Fun dog show, 19 novelty classes including fancy dress, best rescue, best crossbreed, etc.

The Ship Inn
Green st. Green
Darenth
Kent
DA2 8DP

Entries from 11.00, Judging starts 12.00

Rosettes to 6th place and a prize for every class winner.

Refreshments available.

Proceeds to Animal samaritans


----------



## PennyH (Dec 30, 2008)

We are hoping to go along. Do you know if there is parking close to the ring as my husband cannot walk too far as he is disabled?


----------



## Tollisty (May 27, 2008)

The parking is just outside the pub. Not far.


----------



## jessicalily1 (Aug 18, 2011)

Hi, I have a nearly 18 weeks old standard labradoodle bitch. Do you think she is old enough to take part in the competition for the best crossbreed?

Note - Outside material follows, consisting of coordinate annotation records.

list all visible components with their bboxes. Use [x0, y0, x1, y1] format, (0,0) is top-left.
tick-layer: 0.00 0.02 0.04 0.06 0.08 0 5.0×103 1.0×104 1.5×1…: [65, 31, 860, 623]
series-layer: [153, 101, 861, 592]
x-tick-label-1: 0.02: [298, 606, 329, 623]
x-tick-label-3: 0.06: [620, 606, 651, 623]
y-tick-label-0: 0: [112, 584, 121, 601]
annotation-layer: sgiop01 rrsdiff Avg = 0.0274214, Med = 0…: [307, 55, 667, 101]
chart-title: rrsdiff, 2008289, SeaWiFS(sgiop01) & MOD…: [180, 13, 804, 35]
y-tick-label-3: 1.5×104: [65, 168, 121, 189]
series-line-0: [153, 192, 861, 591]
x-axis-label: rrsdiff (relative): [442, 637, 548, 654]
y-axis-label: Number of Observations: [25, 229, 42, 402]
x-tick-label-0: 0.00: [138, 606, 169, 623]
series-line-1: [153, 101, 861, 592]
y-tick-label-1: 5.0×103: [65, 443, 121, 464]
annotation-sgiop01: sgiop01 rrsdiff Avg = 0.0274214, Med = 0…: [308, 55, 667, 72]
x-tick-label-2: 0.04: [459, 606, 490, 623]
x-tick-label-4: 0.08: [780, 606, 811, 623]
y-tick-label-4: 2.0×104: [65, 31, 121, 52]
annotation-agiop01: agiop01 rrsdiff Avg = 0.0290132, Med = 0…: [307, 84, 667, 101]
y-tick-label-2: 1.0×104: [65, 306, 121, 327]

If they allow a puppy to take part in the competition, what sorts of requirements does she need to get in? Many thanks.


----------



## Tollisty (May 27, 2008)

It's not held under KC rules, so any dog can enter


----------



## charliedp (Aug 22, 2011)

Hi there

I have 4 dogs I'd like to bring - re. the parking - can you tell me a bit more information - I normally leave the boot open for them but obviously don't want them parked out of view or left on a main road.

Thanks
Dawn


----------



## Tollisty (May 27, 2008)

The parking is on grass just outside the pub, you can't see the cars from the ring. The show is in the garden of the pub. There isn't much shade in the car park.


----------